En ese momento, Ian ni siquiera imaginaba que esto lo involucraría a él. Sabía muy bien que el intruso no era él, ni podía ser Reiju, así que su primera sospecha recayó en los invitados que BIG MOM había invitado.
Entre esos invitados no solo había magnates del inframundo codiciosos, sino también personas como Stussy, una agente de CP0 infiltrada en secreto. Así que, para Ian, cualquiera de ellos era sospechoso.
No crean que por temer a BIG MOM los invitados no se atreverían a hacer algo malo. De hecho, mientras no los atraparan, cualquiera podía negarlo.
"Je, realmente es una temporada de problemas", Ian soltó una risa fría y, sin prestar más atención, cerró la ventana.
Mientras tanto, Perospero y Katakuri también llegaron al pasillo de la sala del tesoro al enterarse de la noticia.
Al llegar, ambos olieron un aroma extraño.
"¡Mierda! ¡Es gas somnífero!" Katakuri fue el primero en reaccionar y se cubrió la nariz con la ropa.
En el pasillo, los guardias estaban tirados por todos lados, desmayados y roncando profundamente. Incluso los Den Den Mushi de video que vigilaban también se habían dormido con los ojos cerrados. Al ver esto, Katakuri y los demás supieron que algo andaba mal y corrieron hacia la sala del tesoro.
"No te preocupes", dijo Perospero mientras corría. "Los guardias de ajedrez en la sala del tesoro son juguetes a los que mamá les dio alma. No son seres vivos, así que el gas somnífero no los afecta".
"Ojalá sea así", respondió Katakuri. "Mejor que no pase nada, porque nadie podría soportar la furia de mamá".

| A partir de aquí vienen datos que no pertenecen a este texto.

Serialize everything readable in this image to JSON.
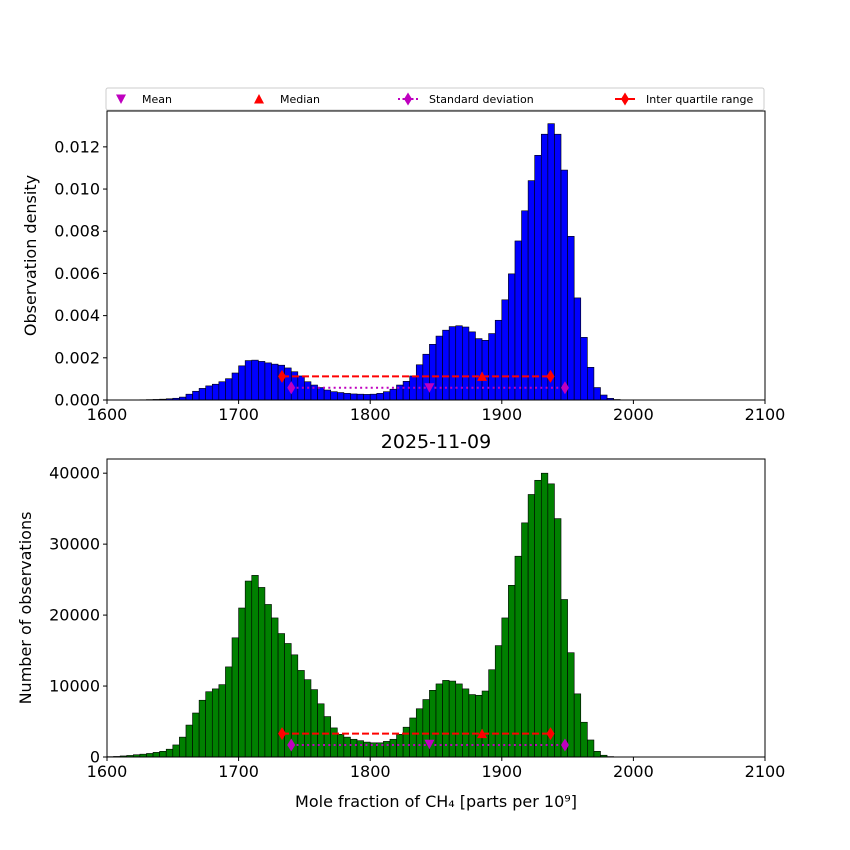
{
  "legend": {
    "items": [
      {
        "label": "Mean",
        "marker": "triangle-down",
        "color": "#bf00bf"
      },
      {
        "label": "Median",
        "marker": "triangle-up",
        "color": "#ff0000"
      },
      {
        "label": "Standard deviation",
        "marker": "diamond-dotted-line",
        "color": "#bf00bf"
      },
      {
        "label": "Inter quartile range",
        "marker": "diamond-solid-line",
        "color": "#ff0000"
      }
    ]
  },
  "chart_data": [
    {
      "type": "bar",
      "title": "",
      "xlabel": "",
      "ylabel": "Observation density",
      "xlim": [
        1600,
        2100
      ],
      "ylim": [
        0,
        0.0137
      ],
      "x_ticks": [
        1600,
        1700,
        1800,
        1900,
        2000,
        2100
      ],
      "y_ticks": [
        0.0,
        0.002,
        0.004,
        0.006,
        0.008,
        0.01,
        0.012
      ],
      "y_tick_labels": [
        "0.000",
        "0.002",
        "0.004",
        "0.006",
        "0.008",
        "0.010",
        "0.012"
      ],
      "bar_color": "#0000ff",
      "bin_start": 1610,
      "bin_width": 5,
      "values": [
        3.9e-06,
        3.9e-06,
        7.9e-06,
        1.18e-05,
        1.97e-05,
        2.76e-05,
        3.94e-05,
        5.91e-05,
        8.27e-05,
        0.000138,
        0.000276,
        0.000414,
        0.000551,
        0.000669,
        0.000748,
        0.000866,
        0.00101,
        0.00128,
        0.00162,
        0.00187,
        0.00189,
        0.00183,
        0.00176,
        0.0017,
        0.00165,
        0.00152,
        0.00134,
        0.00114,
        0.000866,
        0.000709,
        0.000591,
        0.000473,
        0.000394,
        0.000354,
        0.000315,
        0.000287,
        0.000276,
        0.000266,
        0.000276,
        0.000315,
        0.000394,
        0.000512,
        0.000709,
        0.000886,
        0.00114,
        0.00167,
        0.00217,
        0.00264,
        0.00303,
        0.00331,
        0.00348,
        0.00352,
        0.00346,
        0.00323,
        0.00291,
        0.00283,
        0.00315,
        0.00378,
        0.00475,
        0.00598,
        0.00754,
        0.00897,
        0.0104,
        0.0116,
        0.0126,
        0.0131,
        0.0126,
        0.0109,
        0.00776,
        0.00484,
        0.00297,
        0.00155,
        0.000591,
        0.000236,
        7.87e-05,
        2.36e-05,
        7.9e-06
      ],
      "series": [
        {
          "name": "Mean",
          "x": [
            1845
          ],
          "y": [
            0.00058
          ]
        },
        {
          "name": "Median",
          "x": [
            1885
          ],
          "y": [
            0.00112
          ]
        },
        {
          "name": "Standard deviation",
          "x": [
            1740,
            1948
          ],
          "y": [
            0.00058,
            0.00058
          ]
        },
        {
          "name": "Inter quartile range",
          "x": [
            1733,
            1937
          ],
          "y": [
            0.00112,
            0.00112
          ]
        }
      ]
    },
    {
      "type": "bar",
      "title": "2025-11-09",
      "xlabel": "Mole fraction of CH₄ [parts per 10⁹]",
      "ylabel": "Number of observations",
      "xlim": [
        1600,
        2100
      ],
      "ylim": [
        0,
        42000
      ],
      "x_ticks": [
        1600,
        1700,
        1800,
        1900,
        2000,
        2100
      ],
      "y_ticks": [
        0,
        10000,
        20000,
        30000,
        40000
      ],
      "y_tick_labels": [
        "0",
        "10000",
        "20000",
        "30000",
        "40000"
      ],
      "bar_color": "#008000",
      "bin_start": 1600,
      "bin_width": 5,
      "values": [
        50,
        80,
        150,
        220,
        320,
        400,
        500,
        650,
        800,
        1100,
        1700,
        2800,
        4500,
        6200,
        8000,
        9200,
        9600,
        10200,
        12700,
        16800,
        21000,
        24800,
        25600,
        23900,
        21500,
        19600,
        17400,
        16000,
        14400,
        12200,
        10900,
        9500,
        7500,
        5700,
        4100,
        3200,
        2800,
        2500,
        2300,
        2100,
        2000,
        2000,
        2200,
        2500,
        3200,
        4200,
        5500,
        6800,
        8100,
        9400,
        10300,
        10800,
        10700,
        10300,
        9600,
        8800,
        8700,
        9300,
        12300,
        15700,
        19600,
        24200,
        28300,
        33000,
        37000,
        39000,
        40000,
        38500,
        33600,
        22200,
        14700,
        8900,
        4900,
        2400,
        800,
        250,
        60
      ],
      "series": [
        {
          "name": "Mean",
          "x": [
            1845
          ],
          "y": [
            1800
          ]
        },
        {
          "name": "Median",
          "x": [
            1885
          ],
          "y": [
            3300
          ]
        },
        {
          "name": "Standard deviation",
          "x": [
            1740,
            1948
          ],
          "y": [
            1700,
            1700
          ]
        },
        {
          "name": "Inter quartile range",
          "x": [
            1733,
            1937
          ],
          "y": [
            3300,
            3300
          ]
        }
      ]
    }
  ]
}
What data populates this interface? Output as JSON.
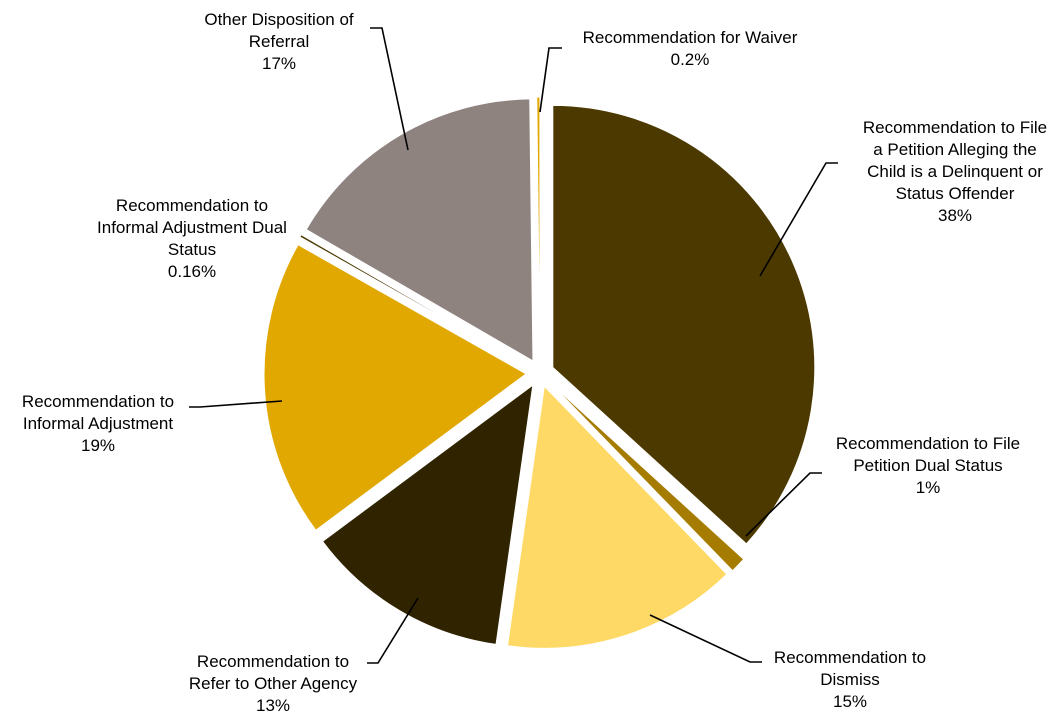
{
  "chart_data": {
    "type": "pie",
    "title": "",
    "legend": "none",
    "start_angle_deg": 0,
    "direction": "clockwise",
    "slices": [
      {
        "label_lines": [
          "Recommendation to File",
          "a Petition Alleging the",
          "Child is a Delinquent or",
          "Status Offender"
        ],
        "percent_label": "38%",
        "value": 38,
        "color": "#4c3900"
      },
      {
        "label_lines": [
          "Recommendation to File",
          "Petition Dual Status"
        ],
        "percent_label": "1%",
        "value": 1,
        "color": "#a67c00"
      },
      {
        "label_lines": [
          "Recommendation to",
          "Dismiss"
        ],
        "percent_label": "15%",
        "value": 15,
        "color": "#ffd966"
      },
      {
        "label_lines": [
          "Recommendation to",
          "Refer to Other Agency"
        ],
        "percent_label": "13%",
        "value": 13,
        "color": "#302300"
      },
      {
        "label_lines": [
          "Recommendation to",
          "Informal Adjustment"
        ],
        "percent_label": "19%",
        "value": 19,
        "color": "#e0a800"
      },
      {
        "label_lines": [
          "Recommendation to",
          "Informal Adjustment Dual",
          "Status"
        ],
        "percent_label": "0.16%",
        "value": 0.16,
        "color": "#4c3900"
      },
      {
        "label_lines": [
          "Other Disposition of",
          "Referral"
        ],
        "percent_label": "17%",
        "value": 17,
        "color": "#8f8380"
      },
      {
        "label_lines": [
          "Recommendation for Waiver"
        ],
        "percent_label": "0.2%",
        "value": 0.2,
        "color": "#e0a800"
      }
    ]
  }
}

Sin embargo, al llegar a la sala del tesoro, vieron la puerta abierta de par en par y a todos los guardias en el suelo, con brazos y piernas rotos.
Aunque en la sala también había olor a gas somnífero, como dijo Katakuri, los guardias de ajedrez no eran seres vivos, así que el gas no les afectaba. Pero lo que veían indicaba que esos guardias habían sido eliminados directamente.
"¿Qué pasó? ¡Díganme rápido!" Katakuri se agachó y levantó a un guardia de juguete para preguntarle, mientras Perospero dirigía a los subordinados que habían traído para revisar si faltaba algo.
"¡Un intruso!" respondió el guardia de juguete, que aunque tenía las extremidades rotas y no podía moverse, no podía morir. "Era un hombre con una capa. Entró, derribó a todos los guardias con una espada, copió el Poneglyph de ruta y se lo llevó".
"¡¿Qué?!" Katakuri y Perospero se quedaron atónitos.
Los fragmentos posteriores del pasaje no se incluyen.